In an angry mood, and determined to finish off the Anarchists once and for all, the government acted to stifle their propaganda. Two days after Vaillant’s bomb, the Chamber unanimously passed two laws making it a crime to print any direct or “indirect” provocation of terrorist acts or to associate with intent to commit such acts. Although known as les lois scélérates (the scoundrelly laws), they were hardly an unreasonable measure, since the preaching of the Deed was in fact the principal incitement. Police raided Anarchist cafés and meeting places, two thousand warrants were issued, clubs and discussion groups scattered, La Révolte and Le Père Peinard closed down, and leading Anarchists left the country.

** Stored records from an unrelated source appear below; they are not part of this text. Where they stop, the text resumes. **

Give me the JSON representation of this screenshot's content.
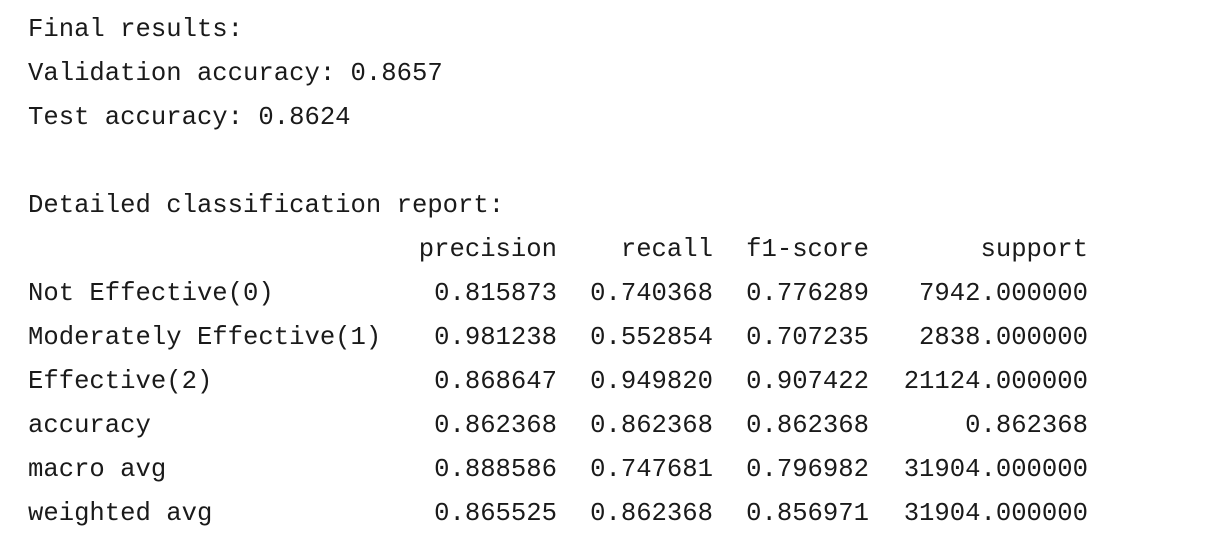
{
  "summary": {
    "title": "Final results:",
    "validation": "Validation accuracy: 0.8657",
    "test": "Test accuracy: 0.8624"
  },
  "report": {
    "title": "Detailed classification report:",
    "columns": [
      "precision",
      "recall",
      "f1-score",
      "support"
    ],
    "rows": [
      [
        "Not Effective(0)",
        "0.815873",
        "0.740368",
        "0.776289",
        "7942.000000"
      ],
      [
        "Moderately Effective(1)",
        "0.981238",
        "0.552854",
        "0.707235",
        "2838.000000"
      ],
      [
        "Effective(2)",
        "0.868647",
        "0.949820",
        "0.907422",
        "21124.000000"
      ],
      [
        "accuracy",
        "0.862368",
        "0.862368",
        "0.862368",
        "0.862368"
      ],
      [
        "macro avg",
        "0.888586",
        "0.747681",
        "0.796982",
        "31904.000000"
      ],
      [
        "weighted avg",
        "0.865525",
        "0.862368",
        "0.856971",
        "31904.000000"
      ]
    ]
  }
}
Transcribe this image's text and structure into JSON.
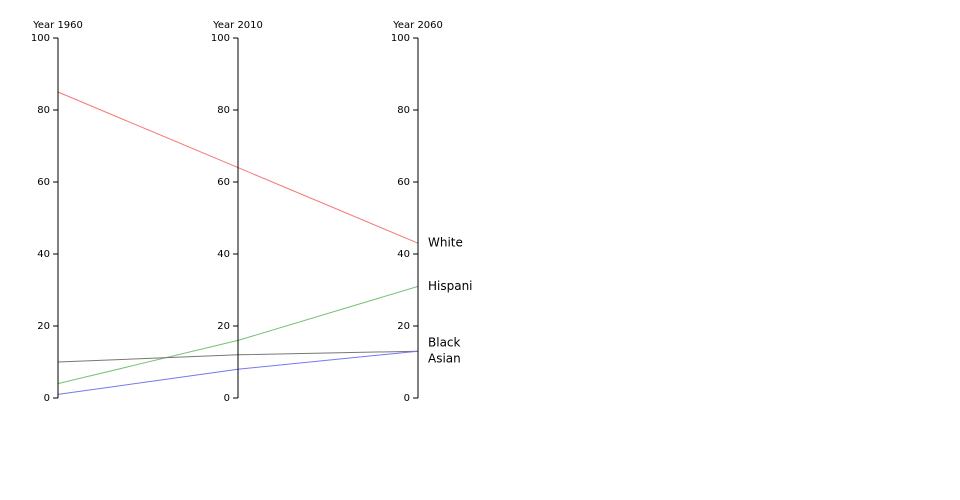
{
  "chart_data": {
    "type": "parallel",
    "categories": [
      "Year 1960",
      "Year 2010",
      "Year 2060"
    ],
    "ylim": [
      0,
      100
    ],
    "yticks": [
      0,
      20,
      40,
      60,
      80,
      100
    ],
    "series": [
      {
        "name": "White",
        "color": "#f77777",
        "values": [
          85,
          64,
          43
        ]
      },
      {
        "name": "Hispani",
        "color": "#77c077",
        "values": [
          4,
          16,
          31
        ]
      },
      {
        "name": "Black",
        "color": "#777777",
        "values": [
          10,
          12,
          13
        ]
      },
      {
        "name": "Asian",
        "color": "#7777ee",
        "values": [
          1,
          8,
          13
        ]
      }
    ]
  }
}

On January 10, Vaillant came to trial before five judges in red robes and black gold-braided caps. Charged with intent to kill, he insisted that he had intended only to wound. “If I had wanted to kill I could have used a heavier charge and filled the container with bullets; instead, I used only nails.” His counsel, Maître Labori, who was destined for drama and violence in a far more famous case, defended him with spirit as un exaspéré de la misère. It was parliament, Labori said, which was guilty, for failing to remedy “the misery of poverty that oppresses one third of a nation.” Despite Labori’s efforts, Vaillant received the death penalty, the first time in the Nineteenth Century it had been imposed on a person who had not killed. Trial, verdict and sentence were rushed through in a single day. Almost immediately petitions for pardon began to assail President Sadi Carnot, including one from a group of six
ty deputies led by Abbé Lemire, who had been one of those wounded by the bomb. A fiery Socialist, Jules Breton, predicted that if Carnot “pronounced coldly for death, not a single man in France would grieve for him if he were one day himself to be victim of a bomb.” As incitement to murder, this cost Breton two years in prison and proved to be the second comment on the Vaillant affair, which was to end in strange and sinister coincidence.

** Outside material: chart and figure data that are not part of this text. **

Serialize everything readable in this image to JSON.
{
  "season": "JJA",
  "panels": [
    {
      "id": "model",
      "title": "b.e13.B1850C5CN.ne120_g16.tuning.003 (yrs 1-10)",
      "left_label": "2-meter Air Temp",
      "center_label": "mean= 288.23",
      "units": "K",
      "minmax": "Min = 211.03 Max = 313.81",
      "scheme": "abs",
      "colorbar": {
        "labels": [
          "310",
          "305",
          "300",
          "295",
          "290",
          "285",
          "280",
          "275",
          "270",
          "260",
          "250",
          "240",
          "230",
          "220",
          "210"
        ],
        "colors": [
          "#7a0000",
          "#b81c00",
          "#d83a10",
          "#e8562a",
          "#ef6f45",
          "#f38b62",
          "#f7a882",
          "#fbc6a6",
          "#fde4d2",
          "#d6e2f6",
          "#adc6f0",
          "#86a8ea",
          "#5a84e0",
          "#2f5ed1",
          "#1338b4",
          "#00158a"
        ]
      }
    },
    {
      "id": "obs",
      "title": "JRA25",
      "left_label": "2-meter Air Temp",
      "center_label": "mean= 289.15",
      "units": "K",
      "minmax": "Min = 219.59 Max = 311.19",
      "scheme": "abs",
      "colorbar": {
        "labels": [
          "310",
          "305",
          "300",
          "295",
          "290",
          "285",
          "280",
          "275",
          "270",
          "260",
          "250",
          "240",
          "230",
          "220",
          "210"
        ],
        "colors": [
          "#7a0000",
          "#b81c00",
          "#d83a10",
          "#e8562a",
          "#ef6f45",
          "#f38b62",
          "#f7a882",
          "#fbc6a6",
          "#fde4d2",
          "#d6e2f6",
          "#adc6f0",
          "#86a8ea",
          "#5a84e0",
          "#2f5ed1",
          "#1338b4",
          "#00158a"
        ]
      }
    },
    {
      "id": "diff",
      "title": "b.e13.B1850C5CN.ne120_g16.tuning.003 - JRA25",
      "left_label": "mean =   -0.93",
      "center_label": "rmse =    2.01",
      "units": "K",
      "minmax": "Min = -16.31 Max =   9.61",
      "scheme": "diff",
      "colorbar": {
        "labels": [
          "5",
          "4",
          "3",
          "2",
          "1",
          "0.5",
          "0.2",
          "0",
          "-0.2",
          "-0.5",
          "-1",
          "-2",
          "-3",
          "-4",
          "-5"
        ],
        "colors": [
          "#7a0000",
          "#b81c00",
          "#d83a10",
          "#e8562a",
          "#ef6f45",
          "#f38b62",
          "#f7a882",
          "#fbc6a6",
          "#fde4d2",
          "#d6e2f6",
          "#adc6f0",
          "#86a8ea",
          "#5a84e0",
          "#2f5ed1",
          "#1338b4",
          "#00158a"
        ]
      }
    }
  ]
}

The government could not pardon an Anarchist attack upon the State. Carnot refused to remit the sentence and Vaillant was duly executed on February 5, 1894, crying, “Death to bourgeois society! Long live Anarchy!”
The train of death gathered speed. Only seven days after Vaillant went to the guillotine, he was avenged by a blow of such seemingly vicious unreason that the public felt itself in the midst of nightmare. This time the bomb was aimed not against any representative of law, property or State, but against the man in the street. It exploded in the Café Terminus of the Gare St-Lazare in the midst, as Le Journal wrote, “of peaceful, anonymous citizens gathered in a café to have a beer before going to bed.” One was killed and twenty wounded. As later became clear, the perpetrator acted upon a mad logic of his own. Even before he came to trial, the streets of Paris rocked with more explosions. One in the Rue St-Jacques killed a passer-by, one in the Faubourg St-Germain did no damage and a third exploded in the pocket of Jean Pauwels, a Belgian Anarchist, as he was entering the Church of the Madeleine. He was killed and proved to have set off the other two. On April 4, 1894, a fourth exploded in the fashionable Restaurant Foyot, where, though it killed no one, it put out the eye of Laurent Tailhade, who happened to be dining there and who only four months earlier had shrugged aside the victims of a “fine gesture.”